Neoliberal ve neoklasik ekonomi politikalarının akademiye dayattığı rekabetçilik, metrik takıntısı ve (serbest) piyasa mantığı üzerine kurduğu sistem artık bilimi kartillerine göre sınıflandırmakta. Yani kartiliniz yüksekse biliminiz, prestijiniz de yüksek oluyor algısı yerleşti. Endeksinize, atıf sayınıza, h-indeksinize, akreditasyonunuza göre biliminiz, rütbeniz kurmaylığa yani kimilerine göre A Level’a yükseliyor. Üstelik bu endeksli dergiler hakemlerine ücret de vermiyor, yazarından açık kaynak adı diye aldığı yıllık 6 milyar dolarlık bir ücret pazarı var.
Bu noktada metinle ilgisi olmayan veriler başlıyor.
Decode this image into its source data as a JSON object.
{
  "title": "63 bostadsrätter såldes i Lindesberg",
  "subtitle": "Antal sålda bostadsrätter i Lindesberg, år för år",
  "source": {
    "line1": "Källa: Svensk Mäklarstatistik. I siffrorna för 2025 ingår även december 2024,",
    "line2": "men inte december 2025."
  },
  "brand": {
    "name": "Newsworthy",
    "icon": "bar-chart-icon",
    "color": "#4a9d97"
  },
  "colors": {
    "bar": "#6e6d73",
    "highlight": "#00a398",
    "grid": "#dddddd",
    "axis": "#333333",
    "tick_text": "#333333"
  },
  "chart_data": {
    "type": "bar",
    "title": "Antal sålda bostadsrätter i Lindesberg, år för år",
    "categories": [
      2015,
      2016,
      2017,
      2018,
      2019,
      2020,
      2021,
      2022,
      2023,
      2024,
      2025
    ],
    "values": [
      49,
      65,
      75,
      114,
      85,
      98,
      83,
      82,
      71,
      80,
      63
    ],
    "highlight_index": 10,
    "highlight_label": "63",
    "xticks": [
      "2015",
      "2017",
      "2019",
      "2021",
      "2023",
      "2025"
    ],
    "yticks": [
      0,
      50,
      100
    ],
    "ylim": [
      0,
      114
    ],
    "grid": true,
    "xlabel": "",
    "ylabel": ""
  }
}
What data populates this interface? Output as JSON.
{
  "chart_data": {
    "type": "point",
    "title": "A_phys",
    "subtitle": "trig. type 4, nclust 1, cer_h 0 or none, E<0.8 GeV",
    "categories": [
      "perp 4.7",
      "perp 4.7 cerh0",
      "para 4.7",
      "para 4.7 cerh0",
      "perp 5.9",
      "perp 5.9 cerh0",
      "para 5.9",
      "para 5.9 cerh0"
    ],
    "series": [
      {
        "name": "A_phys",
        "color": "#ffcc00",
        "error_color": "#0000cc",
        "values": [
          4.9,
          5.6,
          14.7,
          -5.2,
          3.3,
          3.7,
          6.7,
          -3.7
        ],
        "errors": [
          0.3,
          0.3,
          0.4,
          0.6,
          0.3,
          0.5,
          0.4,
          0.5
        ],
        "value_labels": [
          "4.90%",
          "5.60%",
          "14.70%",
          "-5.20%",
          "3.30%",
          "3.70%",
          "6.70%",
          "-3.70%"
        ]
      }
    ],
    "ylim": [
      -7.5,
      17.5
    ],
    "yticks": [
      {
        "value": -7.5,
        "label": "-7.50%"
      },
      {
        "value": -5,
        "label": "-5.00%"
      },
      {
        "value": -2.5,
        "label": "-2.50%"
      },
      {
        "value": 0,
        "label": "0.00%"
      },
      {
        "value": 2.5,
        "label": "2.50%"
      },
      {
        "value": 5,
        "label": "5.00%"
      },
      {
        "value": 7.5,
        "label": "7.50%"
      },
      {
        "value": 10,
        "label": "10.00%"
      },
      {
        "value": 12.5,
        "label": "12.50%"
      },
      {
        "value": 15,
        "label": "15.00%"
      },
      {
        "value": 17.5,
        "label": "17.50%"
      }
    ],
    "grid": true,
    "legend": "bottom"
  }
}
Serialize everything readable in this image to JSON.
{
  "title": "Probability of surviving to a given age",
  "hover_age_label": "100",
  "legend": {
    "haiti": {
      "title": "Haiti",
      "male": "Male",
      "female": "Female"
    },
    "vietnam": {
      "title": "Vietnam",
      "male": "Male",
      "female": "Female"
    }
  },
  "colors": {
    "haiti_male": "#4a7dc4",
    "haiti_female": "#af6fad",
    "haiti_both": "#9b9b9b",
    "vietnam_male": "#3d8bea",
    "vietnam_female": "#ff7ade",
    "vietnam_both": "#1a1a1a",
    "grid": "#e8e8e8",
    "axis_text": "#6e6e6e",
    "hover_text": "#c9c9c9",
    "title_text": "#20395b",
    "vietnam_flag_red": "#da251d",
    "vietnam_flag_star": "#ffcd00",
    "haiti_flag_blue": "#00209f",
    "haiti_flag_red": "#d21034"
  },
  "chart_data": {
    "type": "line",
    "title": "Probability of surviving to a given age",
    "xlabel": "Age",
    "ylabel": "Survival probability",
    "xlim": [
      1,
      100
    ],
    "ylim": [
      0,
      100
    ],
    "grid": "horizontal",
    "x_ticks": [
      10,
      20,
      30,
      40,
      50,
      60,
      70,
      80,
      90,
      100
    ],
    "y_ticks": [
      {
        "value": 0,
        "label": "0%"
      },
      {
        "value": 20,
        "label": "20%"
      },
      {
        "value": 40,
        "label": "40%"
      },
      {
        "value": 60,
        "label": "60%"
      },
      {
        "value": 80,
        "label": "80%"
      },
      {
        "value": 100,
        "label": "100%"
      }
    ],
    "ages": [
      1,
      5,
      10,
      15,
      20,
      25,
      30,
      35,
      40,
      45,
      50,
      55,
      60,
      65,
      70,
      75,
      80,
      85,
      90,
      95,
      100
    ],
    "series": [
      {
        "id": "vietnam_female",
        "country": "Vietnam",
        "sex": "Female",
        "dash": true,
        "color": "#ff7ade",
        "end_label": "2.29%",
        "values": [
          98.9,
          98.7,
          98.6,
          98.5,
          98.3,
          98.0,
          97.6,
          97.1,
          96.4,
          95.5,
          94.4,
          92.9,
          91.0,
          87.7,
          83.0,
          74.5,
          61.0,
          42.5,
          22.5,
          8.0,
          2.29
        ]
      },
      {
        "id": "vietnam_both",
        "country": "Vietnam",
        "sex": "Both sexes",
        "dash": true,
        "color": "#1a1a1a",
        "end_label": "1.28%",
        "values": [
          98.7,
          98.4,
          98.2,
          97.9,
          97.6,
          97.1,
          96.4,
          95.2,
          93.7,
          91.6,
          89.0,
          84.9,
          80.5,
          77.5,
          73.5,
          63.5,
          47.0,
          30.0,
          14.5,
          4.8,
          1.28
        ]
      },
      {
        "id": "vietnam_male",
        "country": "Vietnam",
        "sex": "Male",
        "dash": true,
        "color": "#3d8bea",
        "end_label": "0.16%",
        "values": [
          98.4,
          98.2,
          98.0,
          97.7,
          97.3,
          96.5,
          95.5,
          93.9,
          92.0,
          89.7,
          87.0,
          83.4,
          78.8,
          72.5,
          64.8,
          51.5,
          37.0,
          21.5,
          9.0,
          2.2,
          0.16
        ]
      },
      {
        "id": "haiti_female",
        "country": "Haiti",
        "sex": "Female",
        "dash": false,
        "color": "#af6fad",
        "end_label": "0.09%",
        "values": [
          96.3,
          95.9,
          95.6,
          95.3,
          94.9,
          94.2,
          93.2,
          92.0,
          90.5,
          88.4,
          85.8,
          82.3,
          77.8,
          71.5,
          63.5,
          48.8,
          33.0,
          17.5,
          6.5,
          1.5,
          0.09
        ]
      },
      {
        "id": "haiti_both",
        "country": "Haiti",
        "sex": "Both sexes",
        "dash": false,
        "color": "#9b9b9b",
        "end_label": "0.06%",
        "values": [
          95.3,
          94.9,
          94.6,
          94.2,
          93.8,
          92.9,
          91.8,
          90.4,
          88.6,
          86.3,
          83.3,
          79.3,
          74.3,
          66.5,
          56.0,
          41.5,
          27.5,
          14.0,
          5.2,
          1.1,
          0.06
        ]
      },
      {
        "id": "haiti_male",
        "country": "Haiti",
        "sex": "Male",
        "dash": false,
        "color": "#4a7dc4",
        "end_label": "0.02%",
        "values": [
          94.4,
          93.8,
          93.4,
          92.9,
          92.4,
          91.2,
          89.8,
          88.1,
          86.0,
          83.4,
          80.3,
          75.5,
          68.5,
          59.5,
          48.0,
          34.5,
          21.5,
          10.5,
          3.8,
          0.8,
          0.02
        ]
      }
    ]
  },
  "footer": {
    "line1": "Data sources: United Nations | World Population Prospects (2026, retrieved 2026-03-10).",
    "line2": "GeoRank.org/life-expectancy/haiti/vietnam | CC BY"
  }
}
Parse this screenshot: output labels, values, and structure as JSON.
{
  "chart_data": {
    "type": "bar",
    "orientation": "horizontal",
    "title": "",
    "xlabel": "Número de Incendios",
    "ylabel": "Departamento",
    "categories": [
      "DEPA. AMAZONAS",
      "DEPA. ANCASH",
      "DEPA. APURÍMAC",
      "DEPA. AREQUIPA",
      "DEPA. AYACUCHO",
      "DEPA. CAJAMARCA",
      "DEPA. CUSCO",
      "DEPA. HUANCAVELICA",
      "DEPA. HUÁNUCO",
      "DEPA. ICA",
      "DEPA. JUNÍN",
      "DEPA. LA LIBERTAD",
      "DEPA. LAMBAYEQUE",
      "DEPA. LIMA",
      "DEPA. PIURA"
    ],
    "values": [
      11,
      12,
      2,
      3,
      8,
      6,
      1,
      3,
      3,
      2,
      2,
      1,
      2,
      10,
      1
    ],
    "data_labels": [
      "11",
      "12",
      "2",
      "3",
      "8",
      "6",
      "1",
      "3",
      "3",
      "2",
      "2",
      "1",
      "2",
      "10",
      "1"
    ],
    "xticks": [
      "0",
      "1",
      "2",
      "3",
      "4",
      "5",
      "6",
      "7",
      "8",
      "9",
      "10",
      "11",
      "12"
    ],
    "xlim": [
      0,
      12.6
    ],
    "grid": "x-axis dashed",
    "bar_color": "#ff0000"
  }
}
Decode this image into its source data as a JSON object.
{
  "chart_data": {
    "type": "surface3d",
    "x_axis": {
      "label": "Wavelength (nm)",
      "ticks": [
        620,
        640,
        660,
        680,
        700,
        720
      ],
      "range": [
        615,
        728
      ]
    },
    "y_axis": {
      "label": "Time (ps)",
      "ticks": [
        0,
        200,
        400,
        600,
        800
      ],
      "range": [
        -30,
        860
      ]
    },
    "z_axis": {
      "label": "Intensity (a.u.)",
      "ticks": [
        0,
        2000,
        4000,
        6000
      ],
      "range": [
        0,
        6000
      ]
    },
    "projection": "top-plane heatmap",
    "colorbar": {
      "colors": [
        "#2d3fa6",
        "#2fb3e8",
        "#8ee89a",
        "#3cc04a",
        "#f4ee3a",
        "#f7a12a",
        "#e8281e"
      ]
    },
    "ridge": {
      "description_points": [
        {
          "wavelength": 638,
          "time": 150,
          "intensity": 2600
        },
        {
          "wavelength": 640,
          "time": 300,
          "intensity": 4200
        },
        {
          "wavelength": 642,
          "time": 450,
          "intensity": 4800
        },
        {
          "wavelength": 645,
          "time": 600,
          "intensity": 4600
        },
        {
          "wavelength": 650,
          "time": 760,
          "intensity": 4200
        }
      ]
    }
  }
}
Kalite mi, kantite mi? Neoliberal, neoklasik iktisadın en büyük bonusu. İnsandan sonra bilim de veri ve sayılardan ibaret hale geliyor. İşlevsellik, topluma katkı, epistemoloji, akademik enflasyonunun seyrine göre, bir çıktı (açığı) olmaktan öteye gidemiyor. Literatür önemli:
“Metric Power” David Beer (2016, Palgrave Macmillan); “Neoliberalism and the Crisis in Higher Education” Henry Giroux (2014); “Academic Capitalism and the New Economy: Markets, State, and Higher Education” Slaughter & Rhoades (2004); “The Tyranny of Metrics” Jerry Z. Muller (2018); “Publish or Perish: Pressure in the Academic World” Tijdschrift voor Genderstudies (2016).
Einstein ile başladık, Albert ile bitirelim. Kendisini eleştiren “A Hundred Authors Against Einstein, Leipzig, 1931” broşürü için “eğer yanlışsam, bir kişi yeterliydi” demiş. Rabelais demiş ki: “Bilinçsiz yapılan bilim, insanlık ruhunun çöküşüdür”. Descartes ise: “Düşünüyorum > öyleyse < Varım”.